It’s safe to say the main priority for new Roma director of sport Gianluca Petrachi was finding a goalkeeper to replace the disastrous Robin Olsen. Despite that failed experiment, the Giallorossi have again gone for a foreign shot-stopper with no Serie A experience in Real Betis ‘keeper Pau Lopez.
Not only are many fans not familiar with the 24-year-old, but he also becomes the most expensive goalkeeper ever signed by the club at around €28m and the eighth costliest in football history, on a par with Manuel Neuer.
Roma fans can rest assured, though, as Pau Lopez showcased his talent and put together an impressive league campaign despite Los Verdiblancos’ 10th-place finish. For those Romanisti unfamiliar with Lopez’s playing style, he can be classified as a sweeper-keeper, but he is definitely not limited to that role.
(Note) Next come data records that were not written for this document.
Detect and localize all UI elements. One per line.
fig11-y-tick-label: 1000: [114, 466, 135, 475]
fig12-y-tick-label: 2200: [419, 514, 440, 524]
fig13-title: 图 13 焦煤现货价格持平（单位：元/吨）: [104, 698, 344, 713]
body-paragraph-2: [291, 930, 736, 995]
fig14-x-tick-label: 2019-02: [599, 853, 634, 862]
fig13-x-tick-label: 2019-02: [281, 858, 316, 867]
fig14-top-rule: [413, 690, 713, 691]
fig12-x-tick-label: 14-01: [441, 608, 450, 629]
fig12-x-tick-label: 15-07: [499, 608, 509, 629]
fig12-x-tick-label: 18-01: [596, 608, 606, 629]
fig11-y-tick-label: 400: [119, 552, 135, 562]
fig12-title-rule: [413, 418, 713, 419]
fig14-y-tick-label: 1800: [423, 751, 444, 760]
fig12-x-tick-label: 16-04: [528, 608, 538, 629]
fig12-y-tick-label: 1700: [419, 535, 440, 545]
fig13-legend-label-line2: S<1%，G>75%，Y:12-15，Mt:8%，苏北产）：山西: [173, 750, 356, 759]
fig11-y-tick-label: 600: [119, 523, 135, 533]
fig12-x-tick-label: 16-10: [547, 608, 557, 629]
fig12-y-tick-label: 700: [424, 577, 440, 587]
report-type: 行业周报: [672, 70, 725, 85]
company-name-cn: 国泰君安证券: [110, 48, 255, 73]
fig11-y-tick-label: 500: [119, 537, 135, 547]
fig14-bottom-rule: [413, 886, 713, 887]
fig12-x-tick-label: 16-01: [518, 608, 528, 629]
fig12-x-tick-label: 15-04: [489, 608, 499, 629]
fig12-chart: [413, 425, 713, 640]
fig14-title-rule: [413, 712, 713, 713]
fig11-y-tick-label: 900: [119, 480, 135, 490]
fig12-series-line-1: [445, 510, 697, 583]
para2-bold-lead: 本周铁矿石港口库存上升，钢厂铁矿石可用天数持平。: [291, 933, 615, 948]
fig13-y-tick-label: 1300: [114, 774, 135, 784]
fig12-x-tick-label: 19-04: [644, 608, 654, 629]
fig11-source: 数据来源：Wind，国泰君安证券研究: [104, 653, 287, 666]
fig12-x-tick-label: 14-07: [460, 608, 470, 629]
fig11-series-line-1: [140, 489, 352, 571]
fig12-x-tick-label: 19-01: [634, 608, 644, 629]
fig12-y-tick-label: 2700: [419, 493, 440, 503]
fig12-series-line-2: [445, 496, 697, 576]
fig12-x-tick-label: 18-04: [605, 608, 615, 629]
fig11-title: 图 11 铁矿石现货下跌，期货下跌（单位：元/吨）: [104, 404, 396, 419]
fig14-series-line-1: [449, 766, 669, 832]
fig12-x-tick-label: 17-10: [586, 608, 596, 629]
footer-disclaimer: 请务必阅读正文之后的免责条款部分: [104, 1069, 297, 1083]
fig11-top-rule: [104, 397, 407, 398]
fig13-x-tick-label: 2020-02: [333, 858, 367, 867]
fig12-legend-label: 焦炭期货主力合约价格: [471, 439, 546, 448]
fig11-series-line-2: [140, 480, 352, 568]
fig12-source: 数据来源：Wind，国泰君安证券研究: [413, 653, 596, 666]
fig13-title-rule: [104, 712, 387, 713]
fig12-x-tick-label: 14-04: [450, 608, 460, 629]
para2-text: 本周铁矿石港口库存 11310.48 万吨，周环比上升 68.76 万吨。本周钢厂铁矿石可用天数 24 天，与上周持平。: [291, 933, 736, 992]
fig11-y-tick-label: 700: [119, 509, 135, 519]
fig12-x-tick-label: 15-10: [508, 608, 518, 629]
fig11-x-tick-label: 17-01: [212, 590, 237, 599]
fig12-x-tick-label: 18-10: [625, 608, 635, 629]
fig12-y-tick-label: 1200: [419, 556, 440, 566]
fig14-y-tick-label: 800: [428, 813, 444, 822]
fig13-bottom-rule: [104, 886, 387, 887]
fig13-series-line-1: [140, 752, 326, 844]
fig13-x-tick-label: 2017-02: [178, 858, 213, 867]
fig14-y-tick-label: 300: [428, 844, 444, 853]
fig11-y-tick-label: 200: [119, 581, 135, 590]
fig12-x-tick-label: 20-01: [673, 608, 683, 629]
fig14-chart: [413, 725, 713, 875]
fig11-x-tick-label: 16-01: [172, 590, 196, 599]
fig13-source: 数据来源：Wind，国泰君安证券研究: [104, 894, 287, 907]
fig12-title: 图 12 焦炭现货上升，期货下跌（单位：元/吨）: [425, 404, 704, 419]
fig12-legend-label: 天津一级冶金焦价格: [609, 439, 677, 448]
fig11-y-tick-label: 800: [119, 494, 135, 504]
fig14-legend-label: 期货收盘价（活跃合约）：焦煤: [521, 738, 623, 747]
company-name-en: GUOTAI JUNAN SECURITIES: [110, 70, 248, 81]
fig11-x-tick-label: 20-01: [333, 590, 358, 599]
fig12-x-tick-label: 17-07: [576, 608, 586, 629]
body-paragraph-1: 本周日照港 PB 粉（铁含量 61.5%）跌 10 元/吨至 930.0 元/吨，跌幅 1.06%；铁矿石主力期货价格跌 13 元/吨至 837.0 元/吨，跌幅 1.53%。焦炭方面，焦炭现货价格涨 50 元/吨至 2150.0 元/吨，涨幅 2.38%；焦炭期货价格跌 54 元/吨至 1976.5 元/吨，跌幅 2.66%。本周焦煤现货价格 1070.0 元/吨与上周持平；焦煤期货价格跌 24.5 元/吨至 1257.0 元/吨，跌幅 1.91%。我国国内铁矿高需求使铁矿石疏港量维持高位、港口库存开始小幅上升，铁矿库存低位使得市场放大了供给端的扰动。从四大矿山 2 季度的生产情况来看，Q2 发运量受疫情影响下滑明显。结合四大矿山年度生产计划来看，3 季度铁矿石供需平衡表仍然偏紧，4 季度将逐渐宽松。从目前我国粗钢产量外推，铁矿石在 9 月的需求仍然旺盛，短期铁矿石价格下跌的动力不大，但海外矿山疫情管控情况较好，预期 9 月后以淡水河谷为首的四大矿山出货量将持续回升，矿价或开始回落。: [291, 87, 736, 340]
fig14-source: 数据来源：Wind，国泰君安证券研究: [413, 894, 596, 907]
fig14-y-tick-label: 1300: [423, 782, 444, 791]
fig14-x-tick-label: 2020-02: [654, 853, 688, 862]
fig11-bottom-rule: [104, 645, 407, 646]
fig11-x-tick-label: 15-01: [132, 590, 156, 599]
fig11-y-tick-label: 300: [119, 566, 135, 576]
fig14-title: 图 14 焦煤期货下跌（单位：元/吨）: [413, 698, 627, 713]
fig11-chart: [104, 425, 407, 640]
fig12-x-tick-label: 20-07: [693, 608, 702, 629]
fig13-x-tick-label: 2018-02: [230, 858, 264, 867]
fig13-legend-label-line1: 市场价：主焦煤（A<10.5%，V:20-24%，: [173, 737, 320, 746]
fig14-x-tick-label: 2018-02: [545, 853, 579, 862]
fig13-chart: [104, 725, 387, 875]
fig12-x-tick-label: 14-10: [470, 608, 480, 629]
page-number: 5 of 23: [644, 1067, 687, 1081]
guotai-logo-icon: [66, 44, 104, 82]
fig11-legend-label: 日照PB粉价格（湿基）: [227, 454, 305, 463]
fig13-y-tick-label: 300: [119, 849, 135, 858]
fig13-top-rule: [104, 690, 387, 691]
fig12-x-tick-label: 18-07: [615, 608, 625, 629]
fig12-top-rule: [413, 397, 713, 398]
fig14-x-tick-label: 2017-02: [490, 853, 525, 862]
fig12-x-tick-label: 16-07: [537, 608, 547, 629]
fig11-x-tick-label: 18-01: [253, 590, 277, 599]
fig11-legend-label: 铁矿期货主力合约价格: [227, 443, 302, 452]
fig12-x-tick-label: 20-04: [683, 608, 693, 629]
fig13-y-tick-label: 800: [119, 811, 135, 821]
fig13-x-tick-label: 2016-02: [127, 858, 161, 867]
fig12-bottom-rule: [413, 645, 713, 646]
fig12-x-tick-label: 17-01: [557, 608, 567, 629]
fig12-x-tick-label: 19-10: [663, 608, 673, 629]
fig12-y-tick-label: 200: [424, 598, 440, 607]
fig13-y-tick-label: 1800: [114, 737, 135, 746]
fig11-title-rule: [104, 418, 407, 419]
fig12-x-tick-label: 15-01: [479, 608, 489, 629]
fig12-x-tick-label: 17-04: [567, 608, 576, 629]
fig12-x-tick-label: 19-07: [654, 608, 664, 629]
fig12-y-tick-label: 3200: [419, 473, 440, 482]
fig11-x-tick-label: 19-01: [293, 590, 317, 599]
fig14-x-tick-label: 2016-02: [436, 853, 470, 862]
Lopez combines his confidence to journey beyond his 18-yard-box with cat-like reflexes and great positional awareness, as well as a spectacular sense of when to charge attackers when faced with a one-on-one situation.
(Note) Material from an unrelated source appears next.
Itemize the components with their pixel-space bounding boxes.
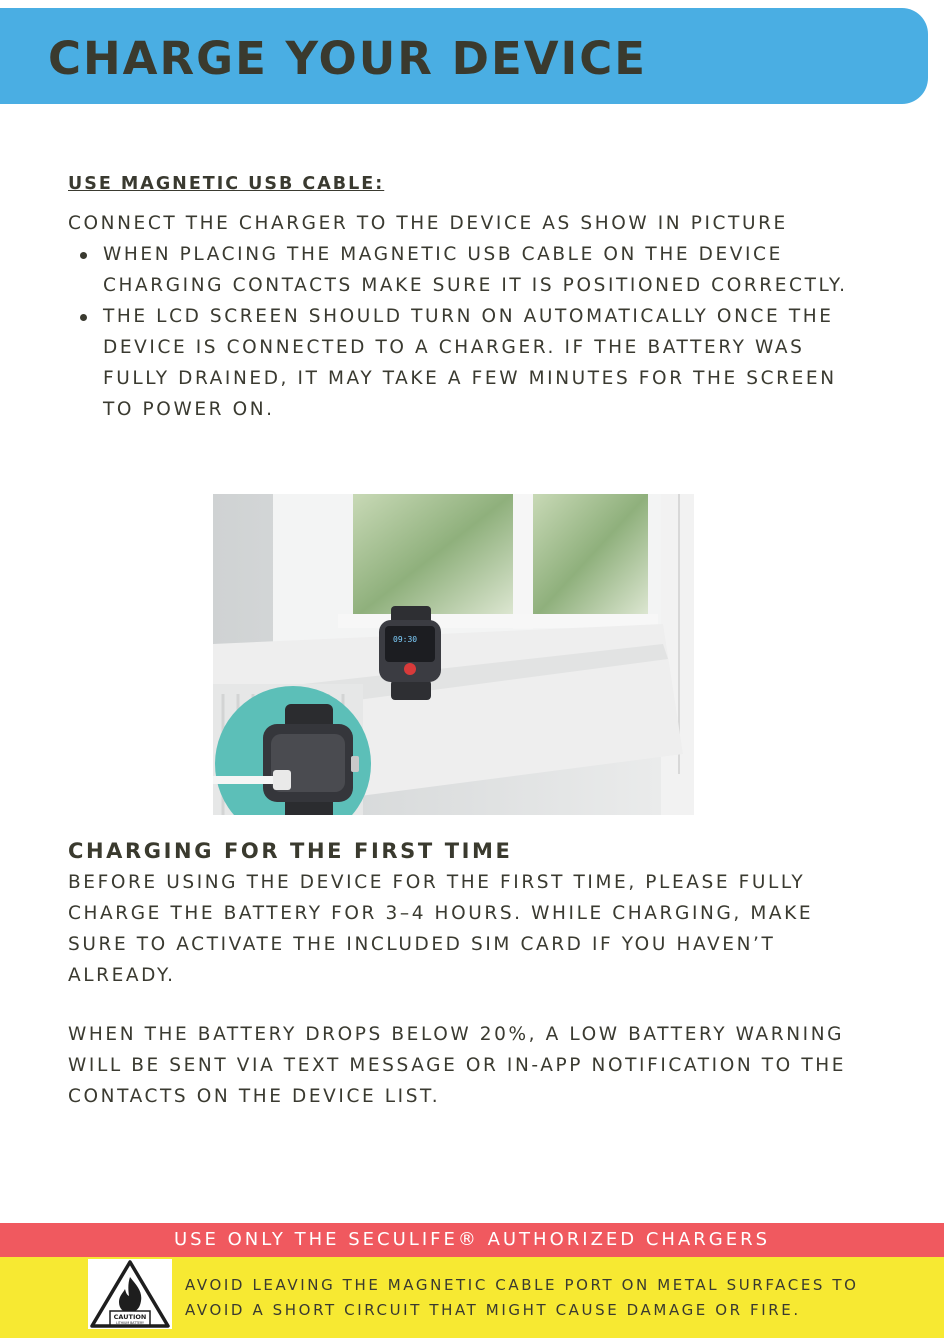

Lopez’s 6ft 2in frame and his reflexes go hand-in-hand to allow him to be a secure shot-stopper, and his positional awareness in relation to where he is in front of his goal line puts him in the right place at the right time more often than not.
Examples of this were seen during his time at Betis whenever Lopez would have to ensure that his near post was covered whenever strikers came barreling in from either side, as well as when crosses would come into the box and he would have to put himself in the best position to stop an incoming header.
As Chiesa di Totti point out in their analysis of Lopez in comparison to Roma's previous two goalkeepers, the Spaniard’s willingness to rush out of his goal and close down attackers directly contrasts with Olsen. Indeed, Lopez won 25% of one-on-one situations last season, a better record than even former Roma goalkeeper Alisson Becker.
Despite his high success rate, Lopez will need to work on his timing. In the 2018-19 season, Pau Lopez conceded eight penalties when it was just himself who stood between an attacker and the goal. If his margin of error can be reduced, Lopez will become even more of an asset to Paulo Fonseca.
Possibly the most exciting aspect of Pau Lopez for Romanisti is his ability to play with the ball at his feet. At Betis, Lopez was integral in their passing game, one which saw Betis second in La Liga in share of possession. While holding the ball, Lopez attracts attackers to attempt to either close him or his passing options at centre-back or full-back. This, in turn, creates space for Lopez to either play the ball out wide or dink it over to the midfield to allow for his teammates to have an advantage going forward to how drawn in the opposing attackers are.
Fonseca’s style will be one of possession at Roma, so bringing in a ‘keeper with Lopez’s capabilities will be instrumental in the Giallorossi’s progression going forward. As previously mentioned, teams pushing forward gives Pau Lopez the opportunity to create space to play the ball over to his teammates.
However, with Italian teams more inclined to sit deeper into their own half, we could very well see Lopez venture forward as far as being between his own centre-backs. This would be in an attempt to bring about the same effect, rather it’d take place higher up the pitch.
While Pau Lopez may not be a global star or at the level of a world-class goalkeeper yet, it doesn’t take away from the fact that he fits the system Fonseca is looking to implement at Roma. With all that in mind, Romanisti can be hopeful knowing that the club have brought in a very promising ‘keeper with the capability to do big things for the Giallorossi.